The CAL can be applied to opioid medicines at the time of dispensing as an aid to counselling patients about the safe and effective use of opioids.

Pharmacists are also empowered to encourage the safer use of opioids through the launch of the Talking pain: Opioid options and alternatives education program, a collaboration between PSA and the Society of Hospital Pharmacists of Australia. Four online learning modules are available, providing tailored advice for pharmacists to increase awareness and understanding of appropriate use of opioids, alternative treatments for pain, and communication strategies with patients.
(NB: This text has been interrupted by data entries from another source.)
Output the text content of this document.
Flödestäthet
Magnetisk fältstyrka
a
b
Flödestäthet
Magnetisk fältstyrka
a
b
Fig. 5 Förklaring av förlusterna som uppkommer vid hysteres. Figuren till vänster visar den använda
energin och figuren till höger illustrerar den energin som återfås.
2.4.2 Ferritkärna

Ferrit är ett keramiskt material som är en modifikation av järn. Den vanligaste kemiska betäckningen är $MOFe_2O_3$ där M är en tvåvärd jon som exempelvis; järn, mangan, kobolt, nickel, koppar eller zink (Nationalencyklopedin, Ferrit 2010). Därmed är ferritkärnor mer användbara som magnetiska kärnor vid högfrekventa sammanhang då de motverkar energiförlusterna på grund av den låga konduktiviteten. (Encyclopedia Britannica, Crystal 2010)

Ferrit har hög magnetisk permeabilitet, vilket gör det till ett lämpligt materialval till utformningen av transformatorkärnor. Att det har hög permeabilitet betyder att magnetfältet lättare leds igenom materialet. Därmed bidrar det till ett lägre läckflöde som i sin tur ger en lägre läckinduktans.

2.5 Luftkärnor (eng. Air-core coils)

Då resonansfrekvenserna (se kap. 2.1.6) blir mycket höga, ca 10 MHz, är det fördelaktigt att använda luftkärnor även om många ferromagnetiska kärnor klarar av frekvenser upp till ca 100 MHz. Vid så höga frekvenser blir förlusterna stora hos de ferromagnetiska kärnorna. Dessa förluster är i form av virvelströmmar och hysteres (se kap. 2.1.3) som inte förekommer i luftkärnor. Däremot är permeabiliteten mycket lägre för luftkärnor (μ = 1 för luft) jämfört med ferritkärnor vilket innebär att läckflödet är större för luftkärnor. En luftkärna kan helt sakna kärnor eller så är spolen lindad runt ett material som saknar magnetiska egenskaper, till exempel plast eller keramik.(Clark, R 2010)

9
PSA National President Associate Professor Chris Freeman said the challenges posed by the inappropriate use of opioid medicines were clear, as outlined in PSA’s Medicines Safety: Take Care report.

‘Acute and chronic pain can be challenging to effectively manage, often requiring an individualised approach, which is why pharmacists have a crucial role in guiding safer use of medicines to manage pain, across both the community and hospital settings,’ he said.
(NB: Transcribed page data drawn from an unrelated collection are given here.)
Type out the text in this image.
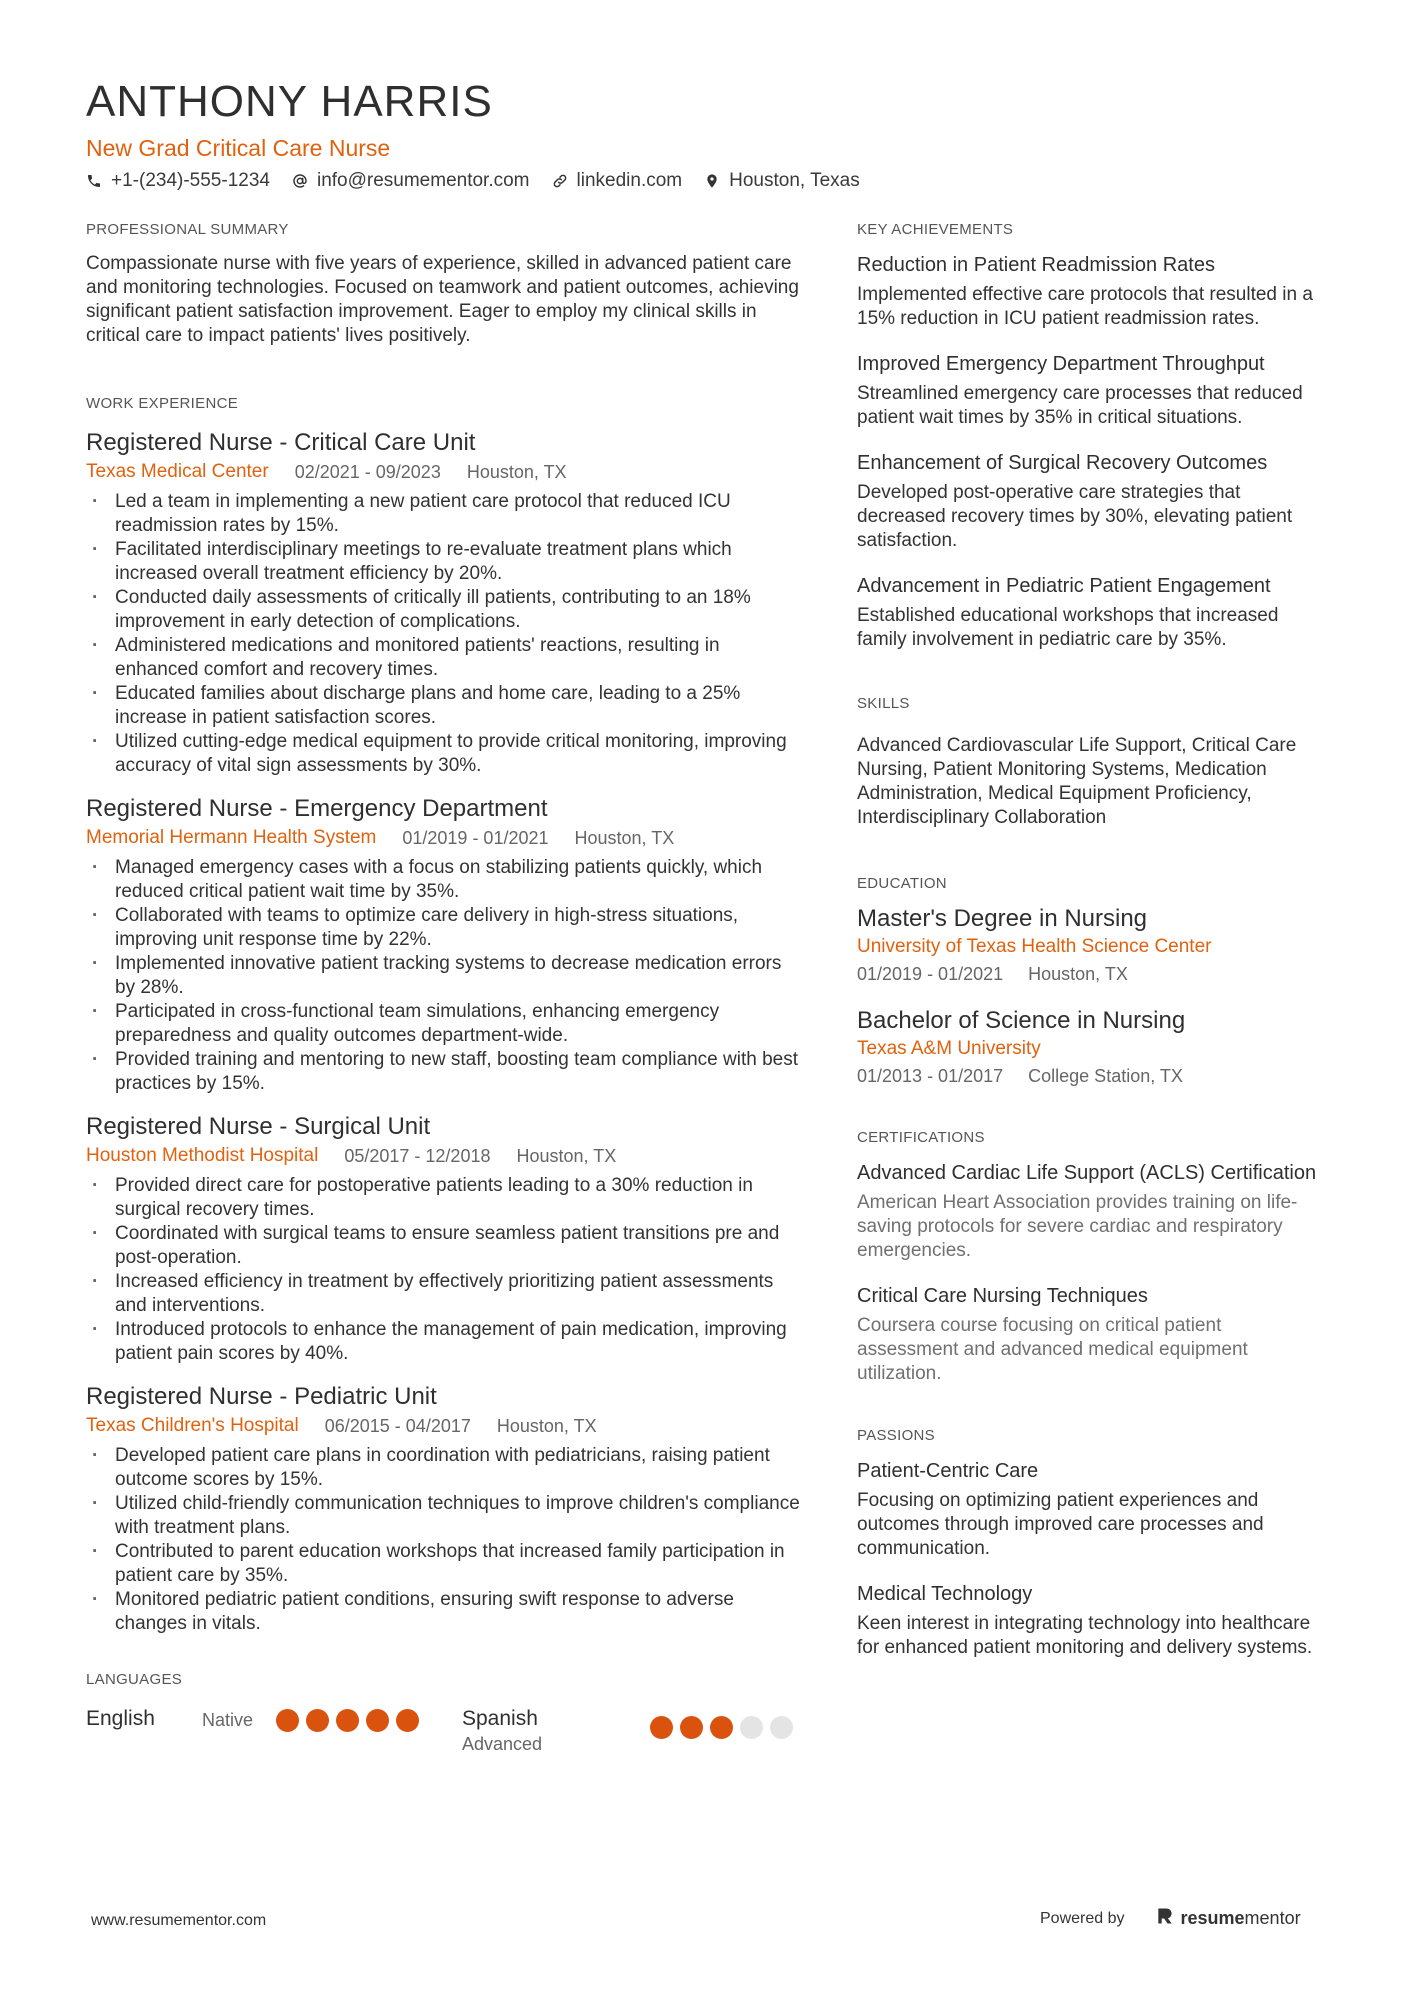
ANTHONY HARRIS
New Grad Critical Care Nurse
+1-(234)-555-1234 info@resumementor.com linkedin.com Houston, Texas
PROFESSIONAL SUMMARY
Compassionate nurse with five years of experience, skilled in advanced patient care and monitoring technologies. Focused on teamwork and patient outcomes, achieving significant patient satisfaction improvement. Eager to employ my clinical skills in critical care to impact patients' lives positively.
WORK EXPERIENCE
Registered Nurse - Critical Care Unit
Texas Medical Center 02/2021 - 09/2023 Houston, TX
· Led a team in implementing a new patient care protocol that reduced ICU readmission rates by 15%.
· Facilitated interdisciplinary meetings to re-evaluate treatment plans which increased overall treatment efficiency by 20%.
· Conducted daily assessments of critically ill patients, contributing to an 18% improvement in early detection of complications.
· Administered medications and monitored patients' reactions, resulting in enhanced comfort and recovery times.
· Educated families about discharge plans and home care, leading to a 25% increase in patient satisfaction scores.
· Utilized cutting-edge medical equipment to provide critical monitoring, improving accuracy of vital sign assessments by 30%.
Registered Nurse - Emergency Department
Memorial Hermann Health System 01/2019 - 01/2021 Houston, TX
· Managed emergency cases with a focus on stabilizing patients quickly, which reduced critical patient wait time by 35%.
· Collaborated with teams to optimize care delivery in high-stress situations, improving unit response time by 22%.
· Implemented innovative patient tracking systems to decrease medication errors by 28%.
· Participated in cross-functional team simulations, enhancing emergency preparedness and quality outcomes department-wide.
· Provided training and mentoring to new staff, boosting team compliance with best practices by 15%.
Registered Nurse - Surgical Unit
Houston Methodist Hospital 05/2017 - 12/2018 Houston, TX
· Provided direct care for postoperative patients leading to a 30% reduction in surgical recovery times.
· Coordinated with surgical teams to ensure seamless patient transitions pre and post-operation.
· Increased efficiency in treatment by effectively prioritizing patient assessments and interventions.
· Introduced protocols to enhance the management of pain medication, improving patient pain scores by 40%.
Registered Nurse - Pediatric Unit
Texas Children's Hospital 06/2015 - 04/2017 Houston, TX
· Developed patient care plans in coordination with pediatricians, raising patient outcome scores by 15%.
· Utilized child-friendly communication techniques to improve children's compliance with treatment plans.
· Contributed to parent education workshops that increased family participation in patient care by 35%.
· Monitored pediatric patient conditions, ensuring swift response to adverse changes in vitals.
LANGUAGES
English	Native	Spanish
Advanced
KEY ACHIEVEMENTS
Reduction in Patient Readmission Rates
Implemented effective care protocols that resulted in a 15% reduction in ICU patient readmission rates.
Improved Emergency Department Throughput
Streamlined emergency care processes that reduced patient wait times by 35% in critical situations.
Enhancement of Surgical Recovery Outcomes
Developed post-operative care strategies that decreased recovery times by 30%, elevating patient satisfaction.
Advancement in Pediatric Patient Engagement
Established educational workshops that increased family involvement in pediatric care by 35%.
SKILLS
Advanced Cardiovascular Life Support, Critical Care Nursing, Patient Monitoring Systems, Medication Administration, Medical Equipment Proficiency, Interdisciplinary Collaboration
EDUCATION
Master's Degree in Nursing
University of Texas Health Science Center
01/2019 - 01/2021 Houston, TX
Bachelor of Science in Nursing
Texas A&M University
01/2013 - 01/2017 College Station, TX
CERTIFICATIONS
Advanced Cardiac Life Support (ACLS) Certification
American Heart Association provides training on life-saving protocols for severe cardiac and respiratory emergencies.
Critical Care Nursing Techniques
Coursera course focusing on critical patient assessment and advanced medical equipment utilization.
PASSIONS
Patient-Centric Care
Focusing on optimizing patient experiences and outcomes through improved care processes and communication.
Medical Technology
Keen interest in integrating technology into healthcare for enhanced patient monitoring and delivery systems.
www.resumementor.com	Powered by	resumementor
A/Prof Nielsen and her team have also completed a study of brief validated outcome monitoring tools to help pharmacists screen for opioid-related problems, including the software-facilitated Routine Opioid Outcome Monitoring (ROOM). Although ROOM is feasible and acceptable, the study found more extensive pharmacist training, with the opportunity to practice skills, may assist in developing confidence and knowledge in this challenging clinical area.4


  1. Wilson J, Lam T, Scott D, et al. ‘Extreme personal stress’ and ‘a lot of pain’: Exploring the physical, mental and social contexts of extramedical pharmaceutical opioid use in Australian paramedic case descriptions. Drug Alcohol Rev 2020:1-9. 
  2. Monash Addiction Research Centre media release. Distress and pain key reasons for prescription opioid abuse. 2020. At: 
  3. Australian Government Department of Health Therapeutic Goods Administration. Addressing prescription opioid use and misuse in Australia. 2019. At: 
  4. Nielsen S, Picco L, Kowalski M, et al. Routine opioid outcome monitoring in community pharmacy: Outcomes from an open-label single-arm implementation-effectiveness pilot study. 2020 Res Social Adm Pharm. 2020;S1551-7411(20)30001-2.